Op grond van artikel 5.16 van de Wm kunnen bestuursorganen bevoegdheden die gevolgen kunnen hebben voor de luchtkwaliteit onder andere uitoefenen indien de bevoegdheden/ontwikkelingen niet leiden tot een overschrijding van de grenswaarden of de bevoegdheden/ontwikkelingen niet in betekenende mate bijdragen aan de concentratie in de buitenlucht.

Besluit niet in betekenende mate

In dit Besluit niet in betekenende mate is bepaald in welke gevallen een plan vanwege de gevolgen voor de luchtkwaliteit niet aan de grenswaarden hoeft te worden getoetst. Hierbij worden 2 situaties onderscheiden:

  • een plan heeft een effect van minder dan 3% van de jaargemiddelde grenswaarde NO2 en PM10 (= 1,2 µg/m³);
  • een plan valt in een categorie die is vrijgesteld aan toetsing aan de grenswaarden; deze categorieën betreffen onder andere woningbouw met niet meer dan 1.500 woningen bij één ontsluitingsweg en 3.000 woningen bij twee ontsluitingswegen, kantoorlocaties met een bruto vloeroppervlak van niet meer dan 100.000 m2 bij één ontsluitingsweg en 200.000 m2 bij twee ontsluitingswegen.

Toetsing en conclusie

De ontwikkeling betreft de realisatie van 126 woningen en de sloop van 138 woningen.

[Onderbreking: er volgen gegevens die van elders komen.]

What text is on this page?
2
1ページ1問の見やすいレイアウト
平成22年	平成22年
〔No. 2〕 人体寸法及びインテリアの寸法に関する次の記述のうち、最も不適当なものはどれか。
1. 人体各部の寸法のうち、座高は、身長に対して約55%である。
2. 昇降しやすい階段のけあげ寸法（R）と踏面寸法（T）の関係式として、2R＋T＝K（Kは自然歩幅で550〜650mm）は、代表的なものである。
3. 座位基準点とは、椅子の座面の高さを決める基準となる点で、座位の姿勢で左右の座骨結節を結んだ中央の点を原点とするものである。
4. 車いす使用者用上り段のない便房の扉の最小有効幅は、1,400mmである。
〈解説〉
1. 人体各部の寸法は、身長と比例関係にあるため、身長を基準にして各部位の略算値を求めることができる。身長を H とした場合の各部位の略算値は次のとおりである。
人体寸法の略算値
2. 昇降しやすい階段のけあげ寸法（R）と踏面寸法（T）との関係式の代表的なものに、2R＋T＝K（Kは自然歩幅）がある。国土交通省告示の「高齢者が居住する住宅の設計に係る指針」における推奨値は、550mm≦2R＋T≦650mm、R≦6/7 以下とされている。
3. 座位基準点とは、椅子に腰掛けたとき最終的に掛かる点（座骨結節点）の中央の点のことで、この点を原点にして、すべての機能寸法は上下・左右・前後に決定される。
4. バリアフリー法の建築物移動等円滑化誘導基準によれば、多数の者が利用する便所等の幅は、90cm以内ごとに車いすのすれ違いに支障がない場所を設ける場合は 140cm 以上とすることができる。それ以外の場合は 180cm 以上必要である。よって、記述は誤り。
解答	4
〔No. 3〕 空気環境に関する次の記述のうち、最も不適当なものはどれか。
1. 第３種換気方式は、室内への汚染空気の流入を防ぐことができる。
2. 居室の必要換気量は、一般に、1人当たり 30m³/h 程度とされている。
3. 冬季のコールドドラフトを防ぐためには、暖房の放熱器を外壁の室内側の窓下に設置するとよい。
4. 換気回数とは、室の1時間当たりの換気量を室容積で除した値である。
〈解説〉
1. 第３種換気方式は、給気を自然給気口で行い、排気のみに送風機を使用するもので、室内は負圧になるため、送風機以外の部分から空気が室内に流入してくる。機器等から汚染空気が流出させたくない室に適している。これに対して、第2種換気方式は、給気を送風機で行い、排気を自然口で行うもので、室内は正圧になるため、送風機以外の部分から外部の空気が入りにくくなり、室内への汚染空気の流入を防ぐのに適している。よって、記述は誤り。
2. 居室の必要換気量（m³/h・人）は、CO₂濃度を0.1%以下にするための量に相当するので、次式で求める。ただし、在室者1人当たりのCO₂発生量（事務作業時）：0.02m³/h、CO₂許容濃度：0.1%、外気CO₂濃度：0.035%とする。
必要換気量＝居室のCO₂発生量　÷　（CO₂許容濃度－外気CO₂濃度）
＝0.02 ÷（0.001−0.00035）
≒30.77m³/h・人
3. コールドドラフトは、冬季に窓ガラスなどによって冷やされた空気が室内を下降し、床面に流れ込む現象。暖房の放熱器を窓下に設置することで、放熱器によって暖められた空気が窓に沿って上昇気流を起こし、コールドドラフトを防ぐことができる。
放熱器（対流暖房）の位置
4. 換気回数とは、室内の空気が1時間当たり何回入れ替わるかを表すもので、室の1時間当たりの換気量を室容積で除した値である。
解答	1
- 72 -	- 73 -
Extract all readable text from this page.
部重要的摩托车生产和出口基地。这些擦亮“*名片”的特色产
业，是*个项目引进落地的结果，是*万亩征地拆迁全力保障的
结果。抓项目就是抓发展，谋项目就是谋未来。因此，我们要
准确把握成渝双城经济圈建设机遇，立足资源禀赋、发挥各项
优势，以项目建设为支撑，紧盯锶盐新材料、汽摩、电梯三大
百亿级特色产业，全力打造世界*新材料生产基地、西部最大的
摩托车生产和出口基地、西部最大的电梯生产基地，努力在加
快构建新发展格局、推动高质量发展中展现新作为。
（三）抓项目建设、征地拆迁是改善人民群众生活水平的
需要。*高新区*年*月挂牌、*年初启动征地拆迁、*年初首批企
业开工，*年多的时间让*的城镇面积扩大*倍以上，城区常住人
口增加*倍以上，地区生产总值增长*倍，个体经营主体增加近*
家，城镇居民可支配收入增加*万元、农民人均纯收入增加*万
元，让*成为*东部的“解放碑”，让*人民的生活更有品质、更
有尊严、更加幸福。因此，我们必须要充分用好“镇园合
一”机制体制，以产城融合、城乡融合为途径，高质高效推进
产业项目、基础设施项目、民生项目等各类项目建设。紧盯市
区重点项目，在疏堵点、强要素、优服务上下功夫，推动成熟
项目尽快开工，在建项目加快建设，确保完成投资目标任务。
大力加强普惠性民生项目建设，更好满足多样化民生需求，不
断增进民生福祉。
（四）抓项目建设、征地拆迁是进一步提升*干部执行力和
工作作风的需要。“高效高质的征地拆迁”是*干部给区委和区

Dit aantal valt ruim onder de grens van 1.500 woningen, die is vrijgesteld aan toetsing aan de grenswaarden voor luchtkwaliteit. Het plan draagt dan ook niet in betekenende mate bij aan de toename van de hoeveelheid stikstofdioxide en fijn stof in de lucht. Er wordt dan ook voldaan aan de luchtkwaliteitswetgeving en nader onderzoek is niet noodzakelijk.

In het kader van een goede ruimtelijke ordening is een indicatie van de luchtkwaliteit ter plaatse van het plangebied gegeven. Dit is gedaan aan de hand van de NSL-monitoringstool 2017 (http://www.nsl-monitoring.nl/viewer/) die bij het Nationaal Samenwerkingsprogramma Luchtkwaliteit hoort. De dichtstbijzijnde maatgevende weg betreft de Oranjeweg. Uit de NSL-monitoringstool blijkt dat in 2017 de jaargemiddelde concentraties stikstofdioxide en fijn stof langs deze weg ruimschoots onder de grenswaarden lagen.

5.5 Water

Beleid

De gemeente Goes streeft ernaar om het watersysteem binnen haar gemeentegrenzen duurzaam in

te richten en te onderhouden. Dit doet zij in samenwerking met de waterbeheerder, waterschap

Scheldestromen. Het watersysteem moet daarbij voldoen aan gestelde normen van de

waterbeheerder en de functies kunnen vervullen zoals die omschreven zijn in het Waterplan Goes. Dit

beleidsplan voor water in het bebouwde gebied is opgesteld in samenwerking met het waterschap.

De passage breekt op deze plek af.